Climate Change Forcing Many to Flee Honduras, Highlighting Need for Protection

Following an official visit to Honduras, UN Special Rapporteur on the promotion and protection of human rights in the context of climate change, Ian Fry, is sounding the alarm about how climate change impacts are pushing many people to leave the Central American country.

Fry found that communities are facing prolonged droughts, severe flooding events, and coastal erosion and inundation due to climate change. These impacts are “forcing people to leave their homes and seek more sustainable livelihoods” elsewhere in order to avoid starvation and a lack of safe drinking water. Industries that provided stable livelihoods just a few years ago are now being swallowed by rising seas, creating “‘ghost communities with only old people left’”. In one Dry Corridor community the Special Rapporteur visited, drought has forced 80% of residents to leave Honduras, given how limited livelihood options are elsewhere in the country. 

Recognizing that Honduras is still dealing with the impacts of twin hurricanes - Eta and Iota -  that pummeled the region in late 2020, Fry called upon both the Honduran government and the international community to significantly step up efforts to both protect impacted communities and address the climate crisis. 

Over the past few years, Climate Refugees reporting has highlighted the particularly acute  needs amongst marginalized groups, such as minority, Indigenous, and Garifuna communities who have long contended with land grabbing, environmental injustice, and violence, issues our Executive Director raised in an article for the Council on Strategic Risks in 2021, and which Fry noted in the case of the Afro-Indigenous Garifuna people in Honduras. According to Fry, some 150 Garifuna have been killed since 2018.

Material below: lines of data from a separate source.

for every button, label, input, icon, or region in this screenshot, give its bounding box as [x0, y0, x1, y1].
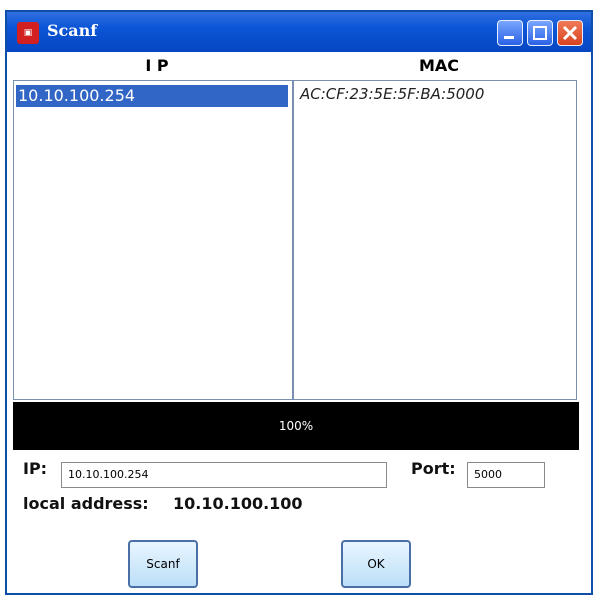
- scan-button[interactable]: Scanf: [128, 540, 198, 588]
- maximize-icon: [533, 26, 547, 40]
- minimize-button[interactable]: [497, 20, 523, 46]
- scanf-window: ▣ Scanf I P MAC 10.10.100.254 AC:CF:23:5…: [5, 10, 593, 595]
- ip-list[interactable]: 10.10.100.254: [13, 80, 293, 400]
- port-label: Port:: [411, 459, 456, 478]
- local-address-value: 10.10.100.100: [173, 494, 303, 513]
- title-bar[interactable]: ▣ Scanf: [7, 12, 591, 52]
- ip-input[interactable]: 10.10.100.254: [61, 462, 387, 488]
- close-button[interactable]: [557, 20, 583, 46]
- mac-list-item[interactable]: AC:CF:23:5E:5F:BA:5000: [300, 85, 484, 103]
- ip-label: IP:: [23, 459, 48, 478]
- maximize-button[interactable]: [527, 20, 553, 46]
- app-logo-icon: ▣: [17, 22, 39, 44]
- close-icon: [562, 25, 578, 41]
- ok-button[interactable]: OK: [341, 540, 411, 588]
- mac-list[interactable]: AC:CF:23:5E:5F:BA:5000: [293, 80, 577, 400]
- local-address-label: local address:: [23, 494, 149, 513]
- minimize-icon: [504, 36, 514, 39]
- ip-list-item[interactable]: 10.10.100.254: [16, 85, 288, 107]
- progress-label: 100%: [278, 419, 314, 433]
- column-header-ip: I P: [145, 56, 169, 75]
- column-header-mac: MAC: [418, 56, 460, 75]
- port-input[interactable]: 5000: [467, 462, 545, 488]
- progress-bar: 100%: [13, 402, 579, 450]
- window-title: Scanf: [47, 21, 98, 40]
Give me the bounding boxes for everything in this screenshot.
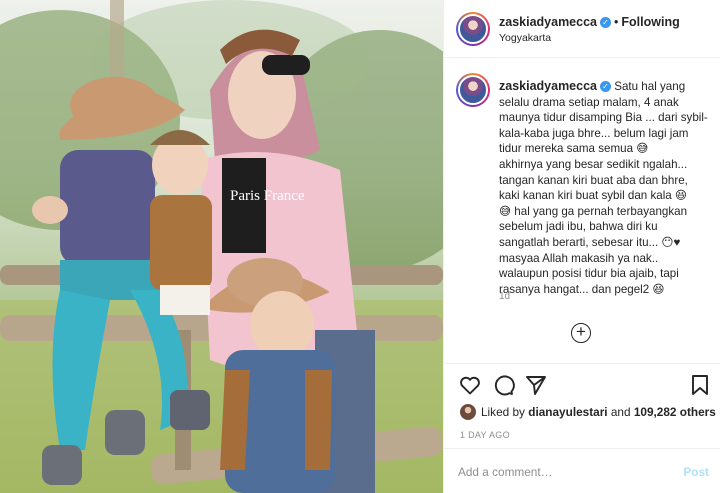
likes-others-count[interactable]: 109,282 others [634, 405, 716, 419]
post-time-ago[interactable]: 1 DAY AGO [460, 430, 510, 440]
post-header: zaskiadyamecca ✓ • Following Yogyakarta [444, 0, 720, 58]
caption-section: zaskiadyamecca ✓ Satu hal yang selalu dra… [444, 59, 720, 364]
paper-plane-icon[interactable] [524, 373, 548, 397]
caption-username[interactable]: zaskiadyamecca [499, 79, 597, 93]
verified-badge-icon: ✓ [600, 81, 611, 92]
caption-body: Satu hal yang selalu drama setiap malam,… [499, 80, 708, 296]
verified-badge-icon: ✓ [600, 17, 611, 28]
plus-circle-icon[interactable]: + [571, 323, 591, 343]
post-location[interactable]: Yogyakarta [499, 32, 551, 44]
bookmark-icon[interactable] [688, 373, 712, 397]
caption-timestamp[interactable]: 1d [499, 291, 510, 302]
separator-dot: • [614, 15, 619, 29]
caption-author-avatar[interactable] [456, 73, 490, 107]
likes-conjunction: and [610, 405, 631, 419]
post-photo[interactable]: Paris France [0, 0, 443, 493]
shirt-print-text: Paris France [230, 188, 305, 204]
post-actions-bar [444, 373, 720, 399]
photo-illustration: Paris France [0, 0, 443, 493]
post-comment-button[interactable]: Post [683, 465, 709, 479]
header-user-line: zaskiadyamecca ✓ • Following [499, 15, 680, 29]
author-username[interactable]: zaskiadyamecca [499, 15, 597, 29]
caption-text-block: zaskiadyamecca ✓ Satu hal yang selalu dra… [499, 79, 711, 297]
likes-prefix: Liked by [481, 405, 525, 419]
liker-username[interactable]: dianayulestari [528, 405, 607, 419]
comment-input[interactable] [458, 465, 658, 479]
comment-form: Post [444, 448, 720, 493]
likes-summary: Liked by dianayulestari and 109,282 othe… [460, 404, 716, 420]
post-side-panel: zaskiadyamecca ✓ • Following Yogyakarta zas… [443, 0, 720, 493]
heart-icon[interactable] [458, 373, 482, 397]
following-button[interactable]: Following [621, 15, 679, 29]
comment-bubble-icon[interactable] [491, 373, 515, 397]
liker-avatar[interactable] [460, 404, 476, 420]
author-avatar[interactable] [456, 12, 490, 46]
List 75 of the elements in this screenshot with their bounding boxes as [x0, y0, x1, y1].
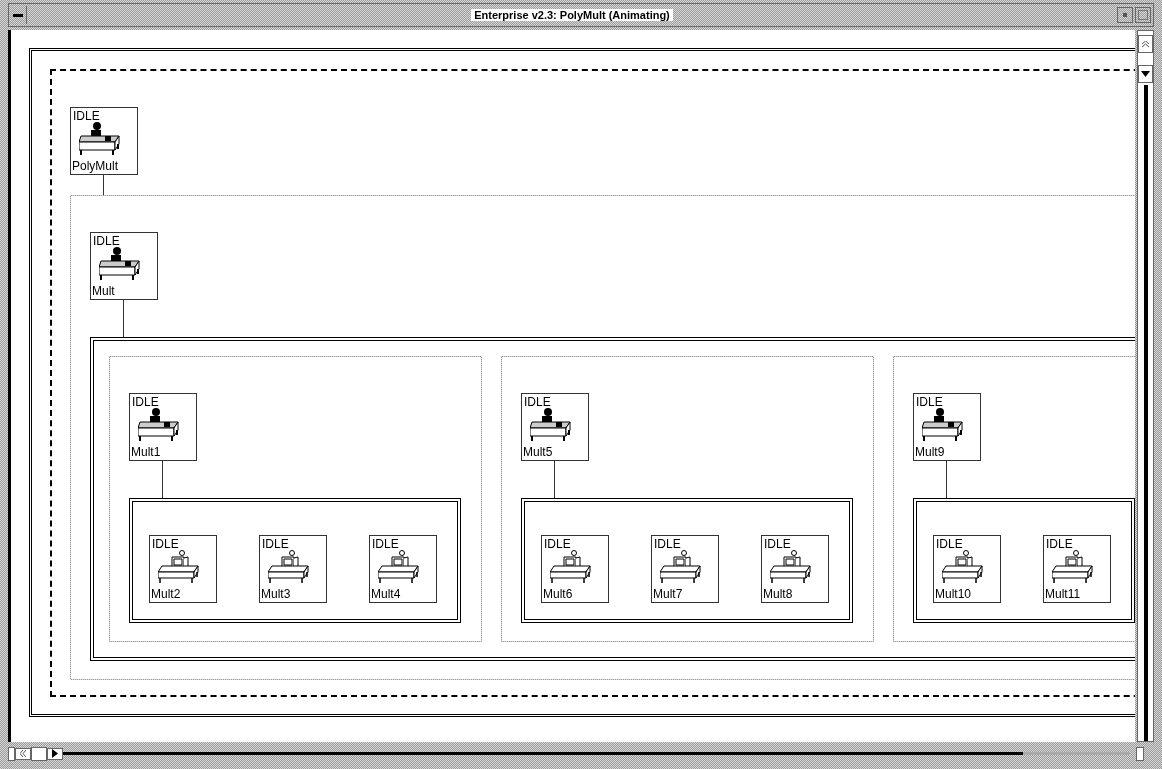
node-label: Mult6: [542, 588, 574, 601]
process-node[interactable]: IDLE Mult7: [651, 535, 719, 603]
double-caret-left-icon: [20, 750, 26, 757]
scroll-thumb[interactable]: [31, 746, 47, 761]
person-at-desk-icon: [79, 122, 123, 156]
computer-on-desk-icon: [550, 550, 594, 584]
triangle-down-icon: [1141, 71, 1150, 77]
scroll-thumb[interactable]: [1136, 746, 1144, 761]
person-at-desk-icon: [922, 408, 966, 442]
node-label: Mult7: [652, 588, 684, 601]
status-label: IDLE: [764, 538, 791, 551]
status-label: IDLE: [936, 538, 963, 551]
computer-on-desk-icon: [770, 550, 814, 584]
computer-on-desk-icon: [268, 550, 312, 584]
triangle-right-icon: [52, 749, 58, 758]
process-node[interactable]: IDLE Mult8: [761, 535, 829, 603]
node-label: Mult5: [522, 446, 554, 459]
person-at-desk-icon: [138, 408, 182, 442]
connector-line: [946, 461, 947, 498]
process-node[interactable]: IDLE Mult2: [149, 535, 217, 603]
minimize-button[interactable]: [1117, 7, 1133, 23]
node-label: PolyMult: [71, 160, 119, 173]
process-node[interactable]: IDLE PolyMult: [70, 107, 138, 175]
status-label: IDLE: [93, 235, 120, 248]
maximize-icon: [1138, 10, 1148, 20]
node-label: Mult1: [130, 446, 162, 459]
node-label: Mult11: [1044, 588, 1082, 601]
window-title: Enterprise v2.3: PolyMult (Animating): [471, 9, 673, 21]
status-label: IDLE: [524, 396, 551, 409]
connector-line: [103, 175, 104, 195]
process-node[interactable]: IDLE Mult1: [129, 393, 197, 461]
node-label: Mult3: [260, 588, 292, 601]
connector-line: [162, 461, 163, 498]
computer-on-desk-icon: [158, 550, 202, 584]
scroll-end-button[interactable]: [8, 746, 15, 761]
process-node[interactable]: IDLE Mult5: [521, 393, 589, 461]
status-label: IDLE: [152, 538, 179, 551]
node-label: Mult10: [934, 588, 973, 601]
person-at-desk-icon: [99, 247, 143, 281]
person-at-desk-icon: [530, 408, 574, 442]
node-label: Mult: [91, 285, 116, 298]
scroll-left-button[interactable]: [15, 747, 31, 760]
status-label: IDLE: [372, 538, 399, 551]
computer-on-desk-icon: [378, 550, 422, 584]
node-label: Mult9: [914, 446, 946, 459]
status-label: IDLE: [73, 110, 100, 123]
status-label: IDLE: [132, 396, 159, 409]
double-caret-up-icon: [1142, 41, 1149, 47]
status-label: IDLE: [916, 396, 943, 409]
scroll-up-button[interactable]: [1138, 35, 1153, 53]
minimize-icon: [1123, 13, 1127, 17]
scroll-right-button[interactable]: [47, 747, 63, 760]
menu-icon: [12, 13, 23, 17]
process-node[interactable]: IDLE Mult6: [541, 535, 609, 603]
computer-on-desk-icon: [660, 550, 704, 584]
node-label: Mult2: [150, 588, 182, 601]
vertical-scrollbar[interactable]: [1137, 30, 1154, 742]
maximize-button[interactable]: [1135, 7, 1151, 23]
computer-on-desk-icon: [1052, 550, 1096, 584]
node-label: Mult8: [762, 588, 794, 601]
process-node[interactable]: IDLE Mult4: [369, 535, 437, 603]
status-label: IDLE: [544, 538, 571, 551]
status-label: IDLE: [654, 538, 681, 551]
connector-line: [554, 461, 555, 498]
process-node[interactable]: IDLE Mult: [90, 232, 158, 300]
node-label: Mult4: [370, 588, 402, 601]
scroll-down-button[interactable]: [1138, 65, 1153, 83]
process-node[interactable]: IDLE Mult11: [1043, 535, 1111, 603]
process-node[interactable]: IDLE Mult10: [933, 535, 1001, 603]
status-label: IDLE: [1046, 538, 1073, 551]
computer-on-desk-icon: [942, 550, 986, 584]
connector-line: [123, 300, 124, 337]
status-label: IDLE: [262, 538, 289, 551]
process-node[interactable]: IDLE Mult3: [259, 535, 327, 603]
process-node[interactable]: IDLE Mult9: [913, 393, 981, 461]
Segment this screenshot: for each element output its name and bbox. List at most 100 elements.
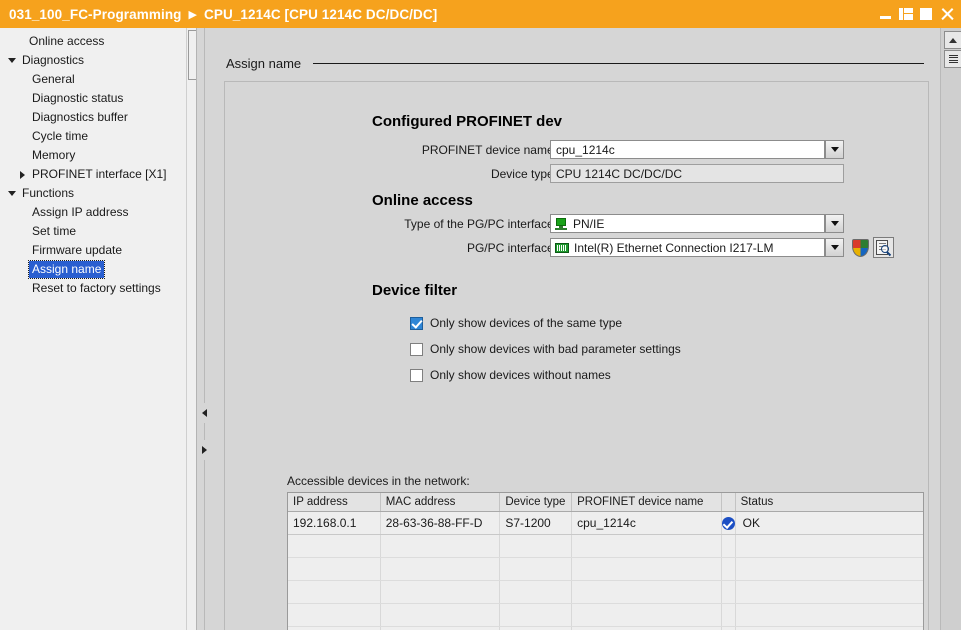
table-row[interactable] [288, 581, 923, 604]
column-header-profinet-device-name[interactable]: PROFINET device name [572, 493, 722, 511]
sidebar-item-label: Set time [32, 224, 77, 238]
profinet-device-name-label: PROFINET device name: [421, 143, 557, 157]
chevron-right-icon[interactable] [15, 165, 29, 184]
online-access-section-title: Online access [372, 192, 473, 209]
filter-bad-parameters-label: Only show devices with bad parameter set… [430, 342, 681, 356]
tia-portal-window: 031_100_FC-Programming ▶ CPU_1214C [CPU … [0, 0, 961, 630]
restore-icon[interactable] [899, 8, 913, 20]
sidebar-item-memory[interactable]: Memory [0, 146, 196, 165]
device-type-value-field: CPU 1214C DC/DC/DC [550, 164, 844, 183]
sidebar-item-online-access[interactable]: Online access [0, 32, 196, 51]
filter-without-names-checkbox[interactable] [410, 368, 423, 382]
table-row[interactable] [288, 535, 923, 558]
table-header-row: IP address MAC address Device type PROFI… [288, 493, 923, 512]
cell-mac-address: 28-63-36-88-FF-D [381, 512, 501, 534]
close-icon[interactable] [940, 7, 955, 21]
device-type-label: Device type: [490, 167, 557, 181]
sidebar-item-firmware-update[interactable]: Firmware update [0, 241, 196, 260]
scroll-up-button[interactable] [944, 31, 961, 49]
filter-same-type-label: Only show devices of the same type [430, 316, 623, 330]
sidebar-item-label: Functions [22, 186, 75, 200]
column-header-mac-address[interactable]: MAC address [381, 493, 501, 511]
sidebar-item-label: Memory [32, 148, 76, 162]
profinet-device-name-input[interactable]: cpu_1214c [550, 140, 825, 159]
sidebar-scrollbar-thumb[interactable] [188, 30, 196, 80]
pg-pc-interface-label: PG/PC interface: [466, 241, 557, 255]
column-header-status-icon[interactable] [722, 493, 736, 511]
splitter-expand-right-button[interactable] [198, 440, 211, 460]
sidebar-item-diagnostic-status[interactable]: Diagnostic status [0, 89, 196, 108]
cell-status: OK [736, 512, 923, 534]
chevron-down-icon[interactable] [5, 51, 19, 70]
page-header: Assign name [213, 50, 940, 76]
sidebar-item-label: General [32, 72, 75, 86]
filter-without-names-row[interactable]: Only show devices without names [410, 366, 611, 384]
page-header-rule [313, 62, 924, 64]
sidebar-item-label: PROFINET interface [X1] [32, 167, 167, 181]
splitter-collapse-left-button[interactable] [198, 403, 211, 423]
sidebar-item-assign-name[interactable]: Assign name [0, 260, 196, 279]
sidebar-item-set-time[interactable]: Set time [0, 222, 196, 241]
title-project-name: 031_100_FC-Programming [9, 6, 182, 22]
assign-name-form: Configured PROFINET dev PROFINET device … [224, 81, 929, 630]
sidebar-item-label: Cycle time [32, 129, 89, 143]
sidebar-item-label: Firmware update [32, 243, 123, 257]
maximize-icon[interactable] [920, 7, 933, 21]
pg-pc-interface-input[interactable]: Intel(R) Ethernet Connection I217-LM [550, 238, 825, 257]
pg-pc-interface-type-label: Type of the PG/PC interface: [404, 217, 557, 231]
window-controls [879, 0, 955, 28]
sidebar-tree: Online access Diagnostics General Diagno… [0, 28, 196, 298]
sidebar-item-diagnostics[interactable]: Diagnostics [0, 51, 196, 70]
navigation-sidebar: Online access Diagnostics General Diagno… [0, 28, 197, 630]
pg-pc-interface-dropdown-button[interactable] [825, 238, 844, 257]
cell-device-type: S7-1200 [500, 512, 573, 534]
column-header-ip-address[interactable]: IP address [288, 493, 381, 511]
pg-pc-interface-type-value: PN/IE [573, 216, 605, 231]
content-vertical-scrollbar[interactable] [940, 28, 961, 630]
pg-pc-interface-type-input[interactable]: PN/IE [550, 214, 825, 233]
column-header-status[interactable]: Status [736, 493, 923, 511]
table-row[interactable]: 192.168.0.1 28-63-36-88-FF-D S7-1200 cpu… [288, 512, 923, 535]
profinet-device-name-value: cpu_1214c [556, 142, 615, 157]
sidebar-item-functions[interactable]: Functions [0, 184, 196, 203]
filter-without-names-label: Only show devices without names [430, 368, 611, 382]
filter-same-type-row[interactable]: Only show devices of the same type [410, 314, 622, 332]
panel-splitter[interactable] [197, 28, 213, 630]
browse-network-icon[interactable] [873, 237, 894, 258]
content-pane: Assign name Configured PROFINET dev PROF… [213, 28, 940, 630]
sidebar-item-reset-to-factory-settings[interactable]: Reset to factory settings [0, 279, 196, 298]
profinet-device-name-dropdown-button[interactable] [825, 140, 844, 159]
page-title: Assign name [226, 55, 302, 71]
device-type-value: CPU 1214C DC/DC/DC [556, 166, 683, 181]
title-device-name: CPU_1214C [CPU 1214C DC/DC/DC] [204, 6, 438, 22]
cell-ip-address: 192.168.0.1 [288, 512, 381, 534]
table-row[interactable] [288, 558, 923, 581]
chevron-down-icon[interactable] [5, 184, 19, 203]
minimize-icon[interactable] [879, 8, 892, 21]
sidebar-item-assign-ip-address[interactable]: Assign IP address [0, 203, 196, 222]
accessible-devices-table[interactable]: IP address MAC address Device type PROFI… [287, 492, 924, 630]
configure-interface-icon[interactable] [850, 237, 871, 258]
splitter-line [204, 28, 205, 630]
pg-pc-interface-type-dropdown-button[interactable] [825, 214, 844, 233]
configured-device-section-title: Configured PROFINET dev [372, 113, 563, 130]
column-header-device-type[interactable]: Device type [500, 493, 573, 511]
sidebar-item-label: Online access [29, 34, 105, 48]
sidebar-scrollbar[interactable] [186, 28, 196, 630]
filter-same-type-checkbox[interactable] [410, 316, 423, 330]
sidebar-item-diagnostics-buffer[interactable]: Diagnostics buffer [0, 108, 196, 127]
window-title-bar: 031_100_FC-Programming ▶ CPU_1214C [CPU … [0, 0, 961, 28]
filter-bad-parameters-row[interactable]: Only show devices with bad parameter set… [410, 340, 681, 358]
table-row[interactable] [288, 604, 923, 627]
scrollbar-options-button[interactable] [944, 50, 961, 68]
sidebar-item-cycle-time[interactable]: Cycle time [0, 127, 196, 146]
sidebar-item-label: Diagnostics buffer [32, 110, 128, 124]
network-card-icon [555, 242, 569, 254]
sidebar-item-profinet-interface[interactable]: PROFINET interface [X1] [0, 165, 196, 184]
sidebar-item-label: Diagnostic status [32, 91, 124, 105]
status-ok-icon [721, 512, 736, 534]
sidebar-item-general[interactable]: General [0, 70, 196, 89]
pc-network-icon [555, 217, 568, 230]
filter-bad-parameters-checkbox[interactable] [410, 342, 423, 356]
sidebar-item-label: Assign name [27, 260, 106, 279]
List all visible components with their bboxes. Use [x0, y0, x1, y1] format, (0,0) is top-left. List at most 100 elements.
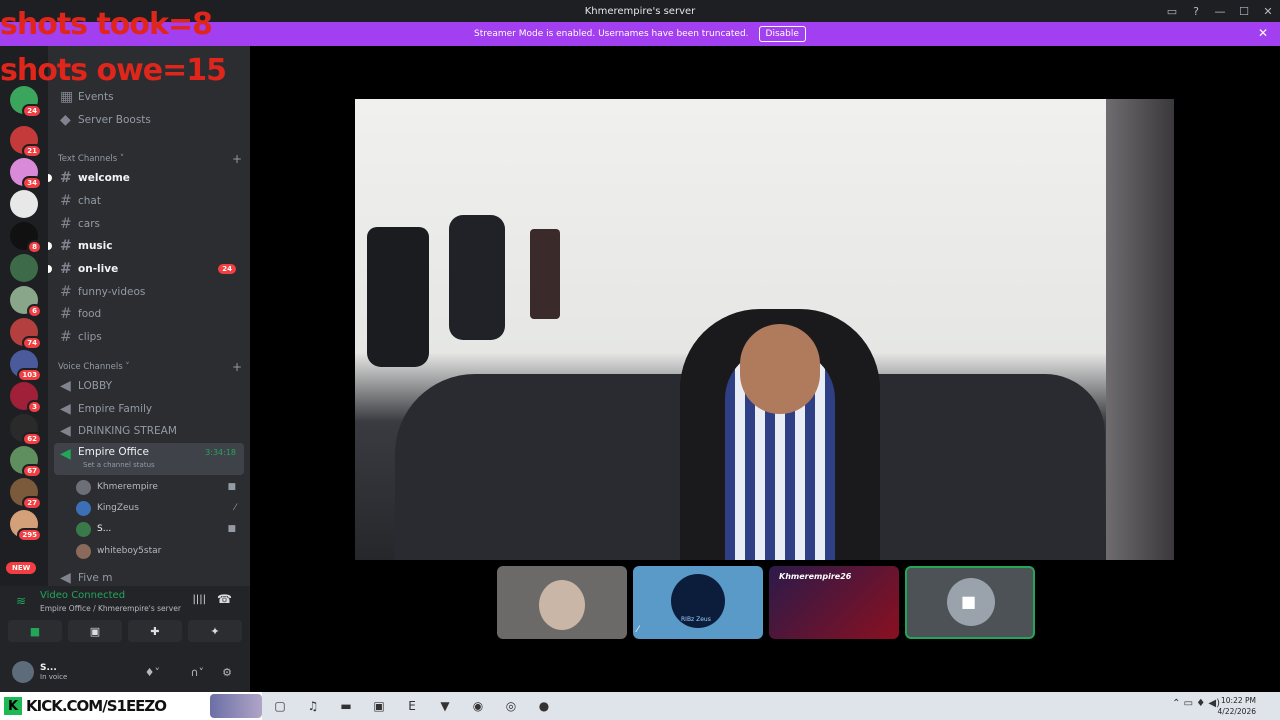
text-channels-category[interactable]: Text Channels ˅ +	[58, 152, 242, 166]
server-icon[interactable]: 8	[10, 222, 42, 254]
clock[interactable]: 10:22 PM 4/22/2026	[1218, 695, 1256, 717]
voice-drinking-stream[interactable]: ◀ DRINKING STREAM	[54, 420, 244, 442]
add-channel-icon[interactable]: +	[232, 152, 242, 166]
server-icon[interactable]	[10, 254, 38, 282]
server-icon[interactable]: 295	[10, 510, 42, 542]
channel-label: on-live	[78, 263, 119, 275]
badge: 62	[22, 432, 42, 446]
microphone-icon[interactable]: ♦˅	[145, 666, 160, 679]
inbox-icon[interactable]: ▭	[1160, 5, 1184, 18]
game-app-icon[interactable]: ▣	[369, 696, 389, 716]
settings-gear-icon[interactable]: ⚙	[222, 666, 232, 679]
server-icon[interactable]: 62	[10, 414, 42, 446]
server-icon[interactable]	[10, 190, 38, 218]
soundboard-button[interactable]: ✦	[188, 620, 242, 642]
speaker-icon: ◀	[60, 423, 71, 439]
participant-tile[interactable]: ■	[905, 566, 1035, 639]
curtain	[1106, 99, 1174, 560]
voice-lobby[interactable]: ◀ LOBBY	[54, 375, 244, 397]
disconnect-icon[interactable]: ☎	[217, 592, 232, 606]
channel-food[interactable]: # food	[54, 303, 244, 325]
task-view-icon[interactable]: ▢	[270, 696, 290, 716]
participant-tile[interactable]: RIBz Zeus ⁄	[633, 566, 763, 639]
voice-user[interactable]: whiteboy5star	[76, 541, 246, 561]
channel-funny-videos[interactable]: # funny-videos	[54, 281, 244, 303]
activities-button[interactable]: ✚	[128, 620, 182, 642]
server-icon[interactable]: 34	[10, 158, 42, 190]
server-icon[interactable]: 67	[10, 446, 42, 478]
server-boosts-item[interactable]: ◆ Server Boosts	[54, 109, 244, 131]
voice-user[interactable]: Khmerempire ■	[76, 477, 246, 497]
hash-icon: #	[60, 306, 72, 322]
user-name: S...	[40, 663, 57, 673]
channel-label: food	[78, 308, 102, 320]
voice-user[interactable]: S... ■	[76, 519, 246, 539]
user-area[interactable]: S... In voice ♦˅ ∩˅ ⚙	[12, 658, 242, 686]
channel-label: clips	[78, 331, 102, 343]
folder-icon[interactable]: ▬	[336, 696, 356, 716]
music-app-icon[interactable]: ♫	[303, 696, 323, 716]
call-timer: 3:34:18	[205, 448, 236, 457]
channel-clips[interactable]: # clips	[54, 326, 244, 348]
epic-games-icon[interactable]: E	[402, 696, 422, 716]
server-icon[interactable]: 3	[10, 382, 42, 414]
camera-icon: ■	[961, 592, 977, 611]
taskbar-apps: ▢ ♫ ▬ ▣ E ▼ ◉ ◎ ●	[270, 696, 554, 716]
channel-music[interactable]: # music	[48, 235, 244, 257]
kick-logo-icon: K	[4, 697, 22, 715]
server-icon[interactable]: 6	[10, 286, 42, 318]
channel-sidebar: ▦ Events ◆ Server Boosts Text Channels ˅ + …	[48, 46, 250, 586]
channel-status[interactable]: Set a channel status	[83, 461, 155, 469]
channel-label: Empire Office	[78, 446, 149, 458]
headphones-icon[interactable]: ∩˅	[190, 666, 204, 679]
help-icon[interactable]: ?	[1184, 5, 1208, 18]
participant-tile[interactable]	[497, 566, 627, 639]
screen-share-button[interactable]: ▣	[68, 620, 122, 642]
kick-banner: K KICK.COM/S1EEZO	[0, 692, 262, 720]
boost-icon: ◆	[60, 112, 71, 128]
camera-button[interactable]: ■	[8, 620, 62, 642]
avatar	[76, 500, 91, 516]
face	[740, 324, 820, 414]
server-icon[interactable]: 21	[10, 126, 42, 158]
channel-chat[interactable]: # chat	[54, 190, 244, 212]
connection-location[interactable]: Empire Office / Khmerempire's server	[40, 604, 181, 613]
channel-label: LOBBY	[78, 380, 112, 392]
participant-tile[interactable]: Khmerempire26	[769, 566, 899, 639]
unread-indicator	[48, 265, 52, 273]
voice-user[interactable]: KingZeus ⁄	[76, 498, 246, 518]
hash-icon: #	[60, 261, 72, 277]
taskbar: K KICK.COM/S1EEZO ▢ ♫ ▬ ▣ E ▼ ◉ ◎ ● ⌃ ▭ …	[0, 692, 1280, 720]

Echoing his report on displacement across international borders from earlier this year - for which Climate Refugees provided inputs - Fry highlighted the importance of protecting those who are forced to flee Honduras due to climate change. Among other strategies, he calls for the Honduran government to work with its neighbors on protection, such as expanding the Cartagena Declaration to include such displaced persons, and to consider supporting a new protocol to the 1951 Refugee Convention that would explicitly protect those displaced internationally by climate change.

“We must ensure that people displaced across international borders due to climate change are ensured the same rights as those afforded to refugees”
— Ian Fry, UN Special Rapporteur on the promotion and protection of human rights in the context of climate change

Fry’s visit to Honduras coincided with Honduran President Xiomara Castro De Zelaya’s visit to the US southern border, where she met with Secretary of Homeland Security Alejandro Mayorkas and other officials. During her visit, which was primarily about the issues faced by Honduran detainees, Castro De Zelaya also took the opportunity to request that the US government extend Temporary Protective Status (TPS) to include Hondurans affected by Eta and Iota.

The TPS designation, established by Congress in 1990, allows migrants from countries considered unsafe to live and work in the US temporarily. Honduras has been on the TPS list since 1998, when Hurricane Mitch devastated the region, but only Hondurans residing in the US at the time of designation are currently eligible. President Castro De Zelaya’s request would allow a greater number of Hondurans to seek protective status in the US. It remains to be seen whether the US government will agree to such an expansion, though it did recently expand TPS protection for Venezuelans and Afghans.

While TPS is a valuable tool to protect those fleeing unsafe conditions, particularly because country designations (and extensions) do not require Congressional approval, it does not provide permanent status or a pathway to citizenship.

And so while the US should absolutely use TPS wherever such protection needs exist, it cannot be a substitute for long-term, permanent, and transformative change, including in how the US deals with Central American migration overall. As we and our partners outlined in a 2020 policy report, addressing the root causes of migration from the region is key, but the dominant US strategy has long been one of unhelpful and ineffective deterrence and responsibility-shifting.

If we are to truly protect those displaced by climate change, we will need to utilize all tools in the toolbox. Strategies like TPS are a good short-term solution, but countries of origin, transit, and destination must all be part of a comprehensive and cooperative effort to ensure that every displaced person has access to protection. Such a shift cannot wait, with the climate crisis pushing more households and even entire communities to the brink.